Autrement dit, pour filer la métaphore footballistique, la panique bancaire bien réelle a eu un résultat opposé à celle dont rêve en France l'ancien attaquant de Manchester United: cela s'appelle marquer contre son camp, ou un «own goal» dirait-on du côté d'Old Trafford. Loin de faire sauter le système, elle a précipité l'arrivée des «cost cutters» du FMI et de la Commission Européenne, avec dans leurs valises une austérité renforcée.
Ce n'est guère surprenant. Même, voire surtout, à des taux prohibitifs, les gouvernements européens parvenaient à faire leurs fins de mois, surtout quand l'échéance de remboursement était lointaine. Les investisseurs internationaux se disent qu'il y a une bonne affaire à faire et qu'il sera toujours temps de sauter en marche du train qui va dans le mur. Sans compter qu'ils présument, à raison jusqu'à présent, que les cadors de la zone euro ne laisseront pas tomber un membre du Club, ne serait-ce que pour protéger leurs propres établissements financiers, plus ou moins lourdement exposés.
Par contre, une vraie panique bancaire est un phénomène dont la violence est à la fois incontrôlable et immédiate. On se souvient qu'en Europe la crise financière a véritablement commencé au printemps 2008 avec les files d'attente devant les agences de Northern Rock, l'institution de crédit immobilier dont la faillite imminente a conduit à la nationalisation, étendue plus tard (après la chute de Lehman Bothers) à une bonne partie du système bancaire britannique. Mais par définition, une panique bancaire ne se décrète pas, même si le prophète de l'apocalypse est une ancienne star montée sur crampons, reconvertie en homme-sandwich pour des marques industrielles dont l'exemplarité sociale appartient à un passé lointain, comme Renault.

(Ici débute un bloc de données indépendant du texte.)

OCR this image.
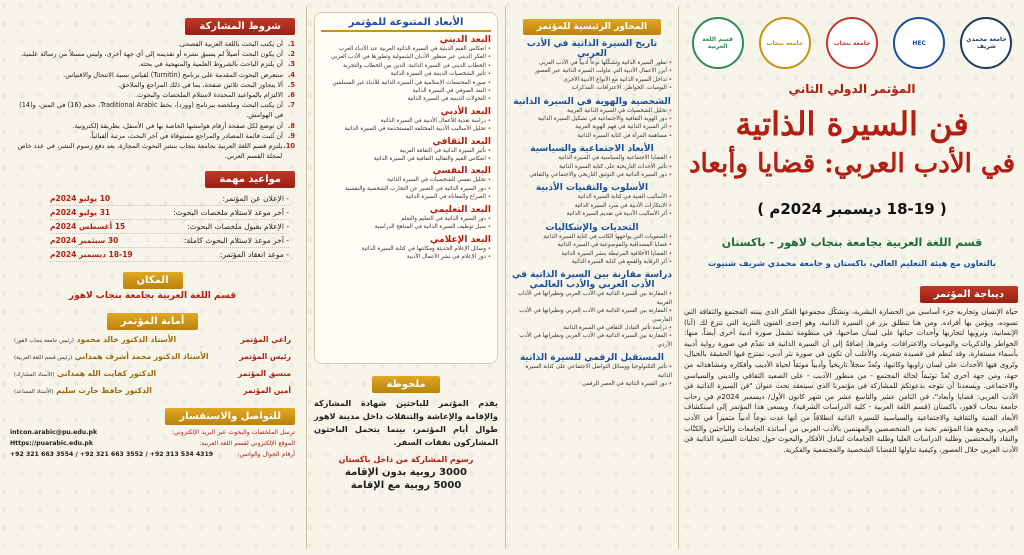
شروط المشاركة
1.
أن يكتب البحث باللغة العربية الفصحى.
2.
أن يكون البحث أصيلاً لم يسبق نشره أو تقديمه إلى أي جهة أخرى، وليس مستلاً من رسالة علمية.
3.
أن يلتزم الباحث بالشروط العلمية والمنهجية في بحثه.
4.
ستعرض البحوث المقدمة على برنامج (Turnitin) لقياس نسبة الانتحال والاقتباس.
5.
ألا يتجاوز البحث ثلاثين صفحة، بما في ذلك المراجع والملاحق.
6.
الالتزام بالمواعيد المحددة لاستلام الملخصات والبحوث.
7.
أن يكتب البحث وملخصه ببرنامج (وورد)، بخط Traditional Arabic، حجم (16) في المتن، و(14) في الهوامش.
8.
أن توضع لكل صفحة أرقام هوامشها الخاصة بها في الأسفل، بطريقة إلكترونية.
9.
أن تُثبت قائمة المصادر والمراجع مستوفاة في آخر البحث، مرتبة ألفبائياً.
10.
يلتزم قسم اللغة العربية بجامعة بنجاب بنشر البحوث المجازة، بعد دفع رسوم النشر، في عدد خاص لمجلة القسم العربي.
مواعيد مهمة
- الإعلان عن المؤتمر:
10 يوليو 2024م
- آخر موعد لاستلام ملخصات البحوث:
31 يوليو 2024م
- الإعلام بقبول ملخصات البحوث:
15 أغسطس 2024م
- آخر موعد لاستلام البحوث كاملة:
30 سبتمبر 2024م
- موعد انعقاد المؤتمر:
18-19 ديسمبر 2024م
المكان
قسم اللغة العربية بجامعة بنجاب لاهور
أمانة المؤتمر
راعي المؤتمر
الأستاذ الدكتور خالد محمود (رئيس جامعة بنجاب لاهور)
رئيس المؤتمر
الأستاذ الدكتور محمد أشرف همداني (رئيس قسم اللغة العربية)
منسق المؤتمر
الدكتور كفايت الله همداني (الأستاذ المشارك)
أمين المؤتمر
الدكتور حافظ حارث سليم (الأستاذ المساعد)
للتواصل والاستفسار
ترسل الملخصات والبحوث عبر البريد الإلكتروني:
intcon.arabic@pu.edu.pk
الموقع الإلكتروني لقسم اللغة العربية:
Https://puarabic.edu.pk
أرقام الجوال والواتس:
+92 321 663 3554 / +92 321 663 3552 / +92 313 534 4319
الأبعاد المتنوعة للمؤتمر
البعد الديني
• انعكاس القيم الدينية في السيرة الذاتية العربية عند الأدباء العرب
• الفكر الديني عبر منظور الأديان الشمولية وتطورها في الأدب العربي
• الخطاب الديني في السيرة الذاتية: الدين بين الخطاب والتجربة
• تأثير الشخصيات الدينية في السيرة الذاتية
• صورة المجتمعات الإسلامية في السيرة الذاتية للأدباء غير المسلمين
• البعد الصوفي في السيرة الذاتية
• التحولات الدينية في السيرة الذاتية
البعد الأدبي
• دراسة نقدية للأعمال الأدبية في السيرة الذاتية
• تحليل الأساليب الأدبية المختلفة المستخدمة في السيرة الذاتية
البعد الثقافي
• تأثير السيرة الذاتية في الثقافة العربية
• انعكاس القيم والتقاليد الثقافية في السيرة الذاتية
البعد النفسي
• تحليل نفسي للشخصيات في السيرة الذاتية
• دور السيرة الذاتية في التعبير عن التجارب الشخصية والنفسية
• الصراع والمعاناة في السيرة الذاتية
البعد التعليمي
• دور السيرة الذاتية في التعليم والتعلم
• سبل توظيف السيرة الذاتية في المناهج الدراسية
البعد الإعلامي
• وسائل الإعلام الحديثة ومكانتها في كتابة السيرة الذاتية
• دور الإعلام في نشر الأعمال الأدبية
ملحوظة
يقدم المؤتمر للباحثين شهادة المشاركة والإقامة والإعاشة والتنقلات داخل مدينة لاهور طوال أيام المؤتمر، بينما يتحمل الباحثون المشاركون نفقات السفر.
رسوم المشاركة من داخل باكستان
3000 روبية بدون الإقامة
5000 روبية مع الإقامة
المحاور الرئيسية للمؤتمر
تاريخ السيرة الذاتية في الأدب العربي
• تطور السيرة الذاتية وتشكّلها نوعاً أدبياً في الأدب العربي
• أبرز الأعمال الأدبية التي تناولت السيرة الذاتية عبر العصور
• تداخل السيرة الذاتية مع الأنواع الأدبية الأخرى
• اليوميات، الخواطر، الاعترافات، المذكرات
الشخصية والهوية في السيرة الذاتية
• تحليل الشخصيات في السيرة الذاتية العربية
• دور الهوية الثقافية والاجتماعية في تشكيل السيرة الذاتية
• أثر السيرة الذاتية في فهم الهوية العربية
• مساهمة المرأة في كتابة السيرة الذاتية
الأبعاد الاجتماعية والسياسية
• القضايا الاجتماعية والسياسية في السيرة الذاتية
• تأثير الأحداث التاريخية على كتابة السيرة الذاتية
• دور السيرة الذاتية في التوثيق التاريخي والاجتماعي والثقافي
الأسلوب والتقنيات الأدبية
• الأساليب الفنية في كتابة السيرة الذاتية
• الابتكارات الأدبية في سرد السيرة الذاتية
• أثر الأساليب الأدبية في تقديم السيرة الذاتية
التحديات والإشكاليات
• الصعوبات التي يواجهها الكاتب في كتابة السيرة الذاتية
• قضايا المصداقية والموضوعية في السيرة الذاتية
• القضايا الأخلاقية المرتبطة بنشر السيرة الذاتية
• أثر الرقابة والقمع في كتابة السيرة الذاتية
دراسة مقارنة بين السيرة الذاتية في الأدب العربي والأدب العالمي
• المقارنة بين السيرة الذاتية في الأدب العربي ونظيراتها في الآداب الغربية
• المقارنة بين السيرة الذاتية في الأدب العربي ونظيراتها في الأدب الفارسي
• دراسة تأثير التبادل الثقافي في السيرة الذاتية
• المقارنة بين السيرة الذاتية في الأدب العربي ونظيراتها في الأدب الأردي
المستقبل الرقمي للسيرة الذاتية
• تأثير التكنولوجيا ووسائل التواصل الاجتماعي على كتابة السيرة الذاتية
• دور السيرة الذاتية في العصر الرقمي
قسم اللغة العربية	جامعة بنجاب	جامعة بنجاب	HEC	جامعة محمدي شريف
المؤتمر الدولي الثاني
فن السيرة الذاتية
في الأدب العربي: قضايا وأبعاد
( 18-19 ديسمبر 2024م )
قسم اللغة العربية بجامعة بنجاب لاهور - باكستان
بالتعاون مع هيئة التعليم العالي، باكستان و جامعة محمدي شريف شنيوت
ديباجة المؤتمر
حياة الإنسان وتجاربه جزء أساسي من الحضارة البشرية، وتشكّل مجموعها الفكر الذي يبنته المجتمع والثقافة التي تسوده، ويؤمن بها أفراده. ومن هنا تنطلق بزر فن السيرة الذاتية، وهو إحدى الفنون النثرية التي تتزع لك (أنا) الإنسانية، وترويها لتجاربها وأحداث حياتها على لسان صاحبها، في منظومة تشمل صورة أدبية أخرى أيضاً، منها: الخواطر والذكريات واليوميات والاعترافات، وغيرها. إضافةً إلى أن السيرة الذاتية قد تقدّم في صورة رواية أدبية بأسماء مستعارة، وقد تُنظم في قصيدة شعرية، والأغلب أن تكون في صورة نثر أدبي، تمتزج فيها الحقيقة بالخيال، وتُروى فيها الأحداث على لسان راويها وكاتبها، وتُعدّ سجلاً تاريخياً وأدبياً موثقاً لحياة الأديب وأفكاره ومشاهداته من جهة، ومن جهة أخرى تُعدّ توثيقاً لحالة المجتمع - من منظور الأديب - على الصعيد الثقافي والديني والسياسي والاجتماعي. ويسعدنا أن نتوجه بدعوتكم للمشاركة في مؤتمرنا الذي سينعقد تحت عنوان "فن السيرة الذاتية في الأدب العربي: قضايا وأبعاد"، في الثامن عشر والتاسع عشر من شهر كانون الأول/ ديسمبر 2024م في رحاب جامعة بنجاب لاهور، باكستان (قسم اللغة العربية - كلية الدراسات الشرقية). ويسعى هذا المؤتمر إلى استكشاف الأبعاد الفنية والثقافية والاجتماعية والسياسية للسيرة الذاتية انطلاقاً من أنها غدت نوعاً أدبياً متميزاً في الأدب العربي. ويجمع هذا المؤتمر نخبة من المتخصصين والمهتمين بالأدب العربي من أساتذة الجامعات والباحثين والكتّاب والنقاد والمختصين وطلبة الدراسات العليا وطلبة الجامعات لتبادل الأفكار والبحوث حول تجليات السيرة الذاتية في الأدب العربي خلال العصور، وكيفية تناولها للقضايا الشخصية والمجتمعية والفكرية.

La France étant un pays où le ridicule ne tue pas, le petit monde politico-médiatique, de Christine Lagarde à Olivier Besancenot et une cohorte d'éditorialistes, s'est donné le mot pour crédibiliser une «initiative» sortie de l'obscurité par le «buzz» mais dont l'audience réelle (ceux qui se disaient prêts à aller au guichet de leur banque) ne remplirait pas à moitié ou au quart les stades où évoluait Eric Cantona du temps de sa splendeur. En résumé, nous dit-on, l'ancien artiste du ballon rond ne sait pas de quoi il parle, soit qu'il ne soit pas qualifié (version Lagarde qui s'y connaît en matière d'incompétence économique), soit qu'il se trompe de méthode. Chacun y allant de sa propre vision de la «révolution» souhaitée par "King Eric".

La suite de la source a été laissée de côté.